- Posts: 4
- Joined: Sat Jul 11, 2020 10:27 pm
Although I still love him, I am beginning to feel deep anger within me now. I understand that limerence is unintentional but does it mean it's OK to treat the people we love however we please?
So, I'm wondering whether to tell my husband how he made me feel before he moves out. If I tell him, it may give ME some peace of mind. Otherwise, I wonder if I may regret later in my life that I did not tell him clearly how he made me feel.
On the other hand, I worry that if I bring this issue up, it may end up the same way every recent conversation with noble intentions between us has ended recently: in tears. He used to be quiet and agreeable but now he's become argumentative and volatile. Maybe he will feel blamed and he will explode or I will lose control of my feelings and I may explode. If he's moving out soon and if he is not even responding to logic, maybe I'd be wasting my time talking to him.
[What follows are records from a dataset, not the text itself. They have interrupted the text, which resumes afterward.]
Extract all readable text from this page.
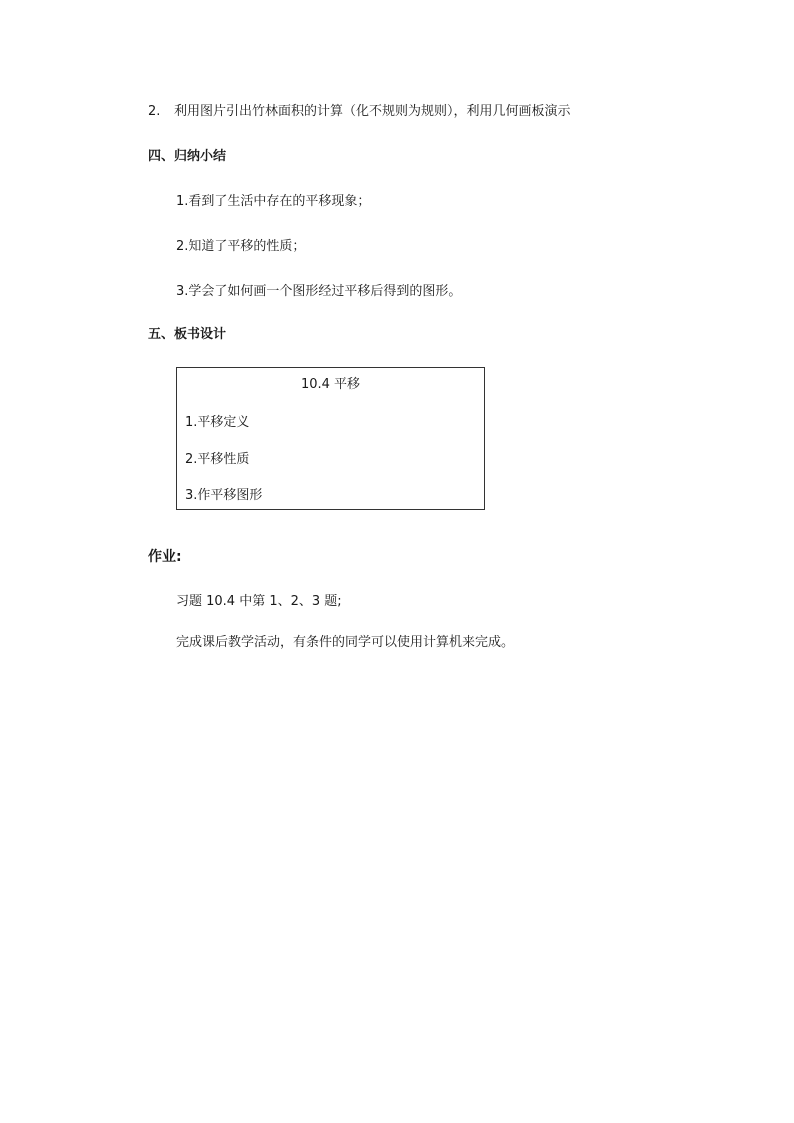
2. 利用图片引出竹林面积的计算（化不规则为规则），利用几何画板演示
四、归纳小结
1.看到了生活中存在的平移现象；
2.知道了平移的性质；
3.学会了如何画一个图形经过平移后得到的图形。
五、板书设计
10.4 平移
1.平移定义
2.平移性质
3.作平移图形
作业:
习题 10.4 中第 1、2、3 题;
完成课后教学活动，有条件的同学可以使用计算机来完成。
Maybe I'm better off focusing on myself and let this moving out happen with as little drama as possible.
So, I'm hoping to get some perspective on two things.
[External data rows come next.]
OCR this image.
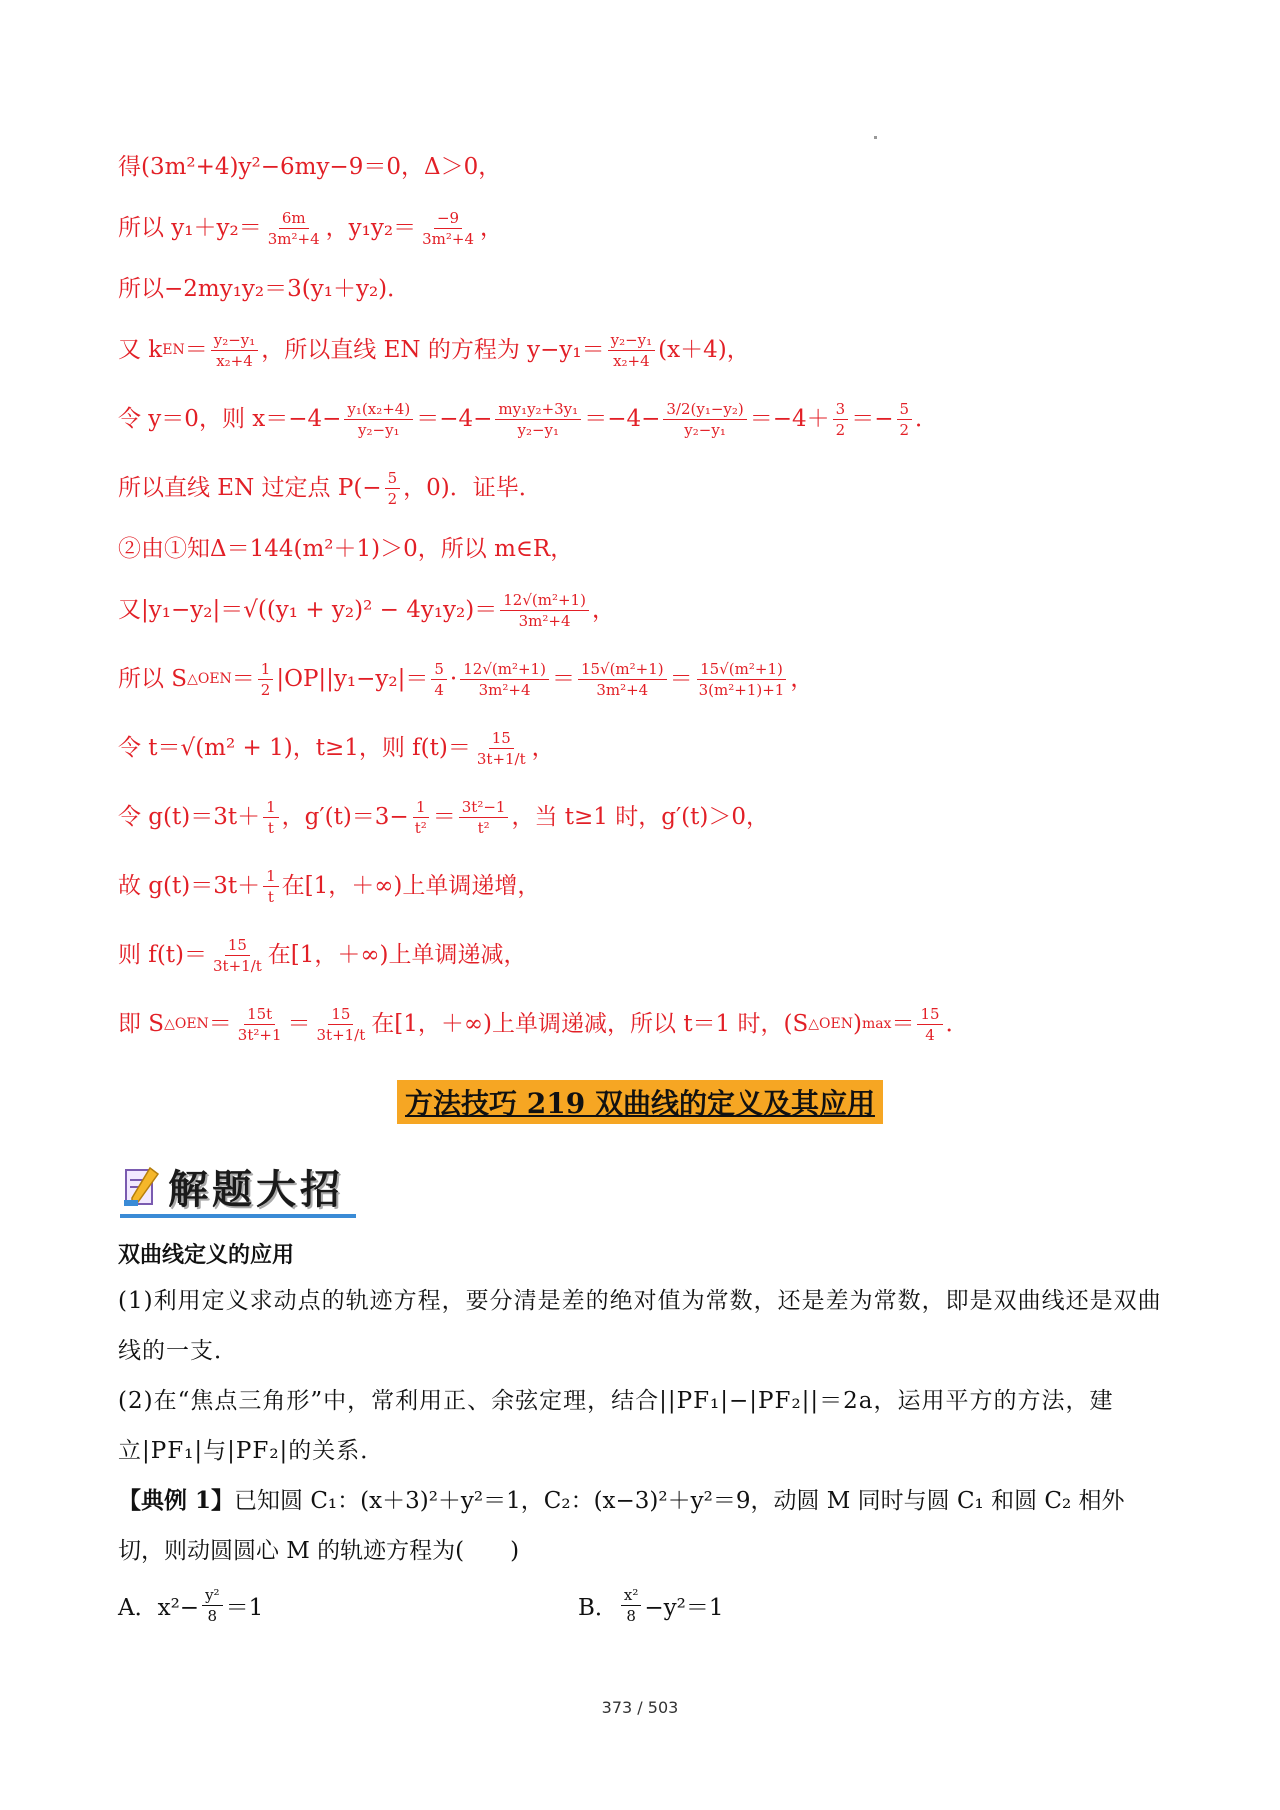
得(3m²+4)y²−6my−9＝0，Δ＞0，
所以 $y_1+y_2= \frac{6m}{\text{3m²+4}}$ ，$y_1y_2= \frac{-9}{\text{3m²+4}}$ ，
所以−2my₁y₂＝3(y₁＋y₂)．
又 k EN ＝ $\frac{\text{y₂−y₁}}{\text{x₂+4}}$ ，所以直线 EN 的方程为 $y-y_1= \frac{\text{y₂−y₁}}{\text{x₂+4}} (x+4)$，
令 y＝0，则 $x=-4- \frac{\text{y₁(x₂+4)}}{\text{y₂−y₁}} =-4- \frac{\text{my₁y₂+3y₁}}{\text{y₂−y₁}} =-4- \frac{\text{3/2(y₁−y₂)}}{\text{y₂−y₁}} =-4+ \frac{3}{2} =- \frac{5}{2}$ ．
所以直线 EN 过定点 $P(- \frac{5}{2}$ ，0)．证毕．
②由①知Δ＝144(m²＋1)＞0，所以 m∈R，
又$|y_1-y_2|=√((y_1 + y_2)^2 - 4y_1y_2)= \frac{\text{12√(m²+1)}}{\text{3m²+4}}$ ，
所以 S △OEN ＝ $\frac{1}{2} |OP||y_1-y_2|= \frac{5}{4} \cdot \frac{\text{12√(m²+1)}}{\text{3m²+4}} = \frac{\text{15√(m²+1)}}{\text{3m²+4}} = \frac{\text{15√(m²+1)}}{\text{3(m²+1)+1}}$ ，
令 t＝√(m² + 1)，t≥1，则 $f(t)= \frac{15}{3t+1/t}$ ，
令 $g(t)=3t+ \frac{1}{t}$ ，$g'(t)=3- \frac{1}{\text{t²}} = \frac{\text{3t²−1}}{\text{t²}}$ ，当 t≥1 时，g′(t)＞0，
故 $g(t)=3t+ \frac{1}{t}$ 在[1，＋∞)上单调递增，
则 $f(t)= \frac{15}{3t+1/t}$ 在[1，＋∞)上单调递减，
即 S △OEN ＝ $\frac{15t}{\text{3t²+1}} = \frac{15}{3t+1/t}$ 在[1，＋∞)上单调递减，所以 t＝1 时，(S △OEN ) $\max = \frac{15}{4}$ ．
方法技巧 219 双曲线的定义及其应用
解题大招
双曲线定义的应用
(1)利用定义求动点的轨迹方程，要分清是差的绝对值为常数，还是差为常数，即是双曲线还是双曲线的一支．
(2)在“焦点三角形”中，常利用正、余弦定理，结合||PF₁|−|PF₂||＝2a，运用平方的方法，建立|PF₁|与|PF₂|的关系．
【典例 1】已知圆 C₁：(x＋3)²＋y²＝1，C₂：(x−3)²＋y²＝9，动圆 M 同时与圆 C₁ 和圆 C₂ 相外切，则动圆圆心 M 的轨迹方程为(　　)
A．$x^2- \frac{\text{y²}}{8} =1$	B． $\frac{\text{x²}}{8} -y^2=1$
373 / 503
1) Would you have that conversation with your spouse if you were in my place?
2) If you have personally experienced limerence before and if you were in my husband's shoes, how would a conversation like the one I would like to have make you feel?
Any thoughts will be greatly appreciated.
- Posts: 146
- Joined: Sun Feb 23, 2020 8:29 pm
However, as a limerent, it may just assist with the crystallization process. You will officially be "bad" and she will be "good". Again, it wouldn't change my decision, because I would never accept someone back who had strayed. Whether you confront him or not is about you and you're own peace. It's okay if there are tears. He hurt you badly
Hope that helps. I hope whatever decision you make serves you in the end.
- Posts: 24
- Joined: Thu Mar 14, 2019 7:15 am
Mine had other things going on (bipolar and off of his meds, plus likely midlife crisis on top of it), so maybe the situation is different, but maybe not. Mine too had been more of a passive personality before all of this hit, so his responses to anything were unpredictable. Do whatever you need to for YOU. But in saying that, does it really serve you to essentially talk to someone about your feelings who will likely invalidate them?